More than half of America’s youngest adults — 56 percent of those ages 18 to 25 — are overweight or obese, according to Johns Hopkins research, published in JAMA.

Using data from a nationally representative sample of 8,015 people in that age bracket, the researchers compared average weights over the past four decades. In that time, that population’s average body mass index (BMI), a measure of body fat based on a person’s height and weight, had increased by 4.6 points — from 23.1 (considered normal weight) to 27.7 (considered overweight). That shifted the number of overweight young adults from about 18 percent in the late 1970s to nearly 24 percent by 2018.

The biggest spike in weight measurements, however, was in the prevalence of obesity, which increased from about 6 percent to nearly 33 percent. The percentage of those with a BMI indicating a normal weight (18.5 to 24.9) dropped from about 69 percent to 38 percent. BMI matters because being overweight or obese puts you at risk for a range of health problems, including high blood pressure, heart disease, osteoarthritis, Type 2 diabetes, sleep apnea and some cancers.
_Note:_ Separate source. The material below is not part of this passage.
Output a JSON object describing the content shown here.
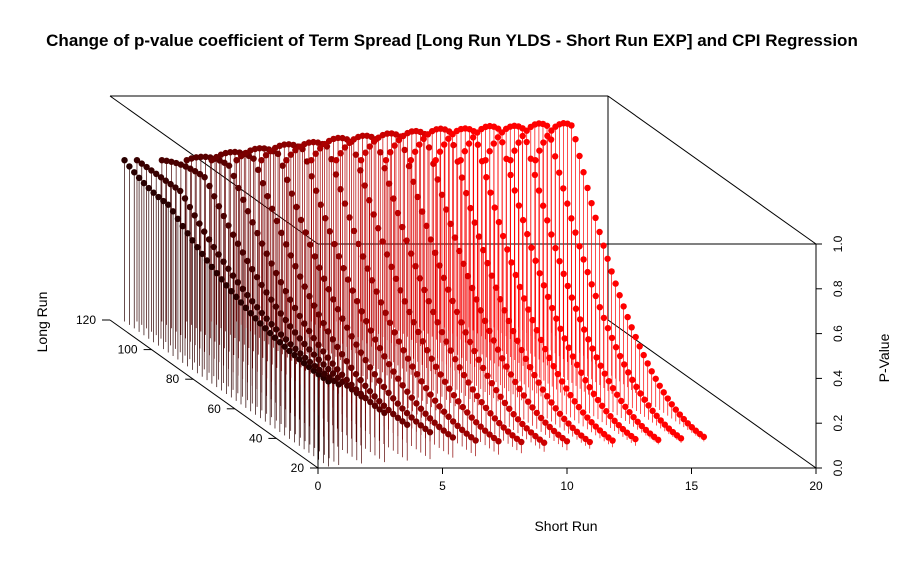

To determine your BMI, you can do the math yourself (divide your weight, in kilograms, by the square of your height, in meters — BMI is calculated in metric measurements) or let an online calculator do the computation. For those whose BMI falls in the overweight or obese category, indicating excess body fat, health experts generally encourage a change in eating habits and behaviors. In essence: Move more, eat less.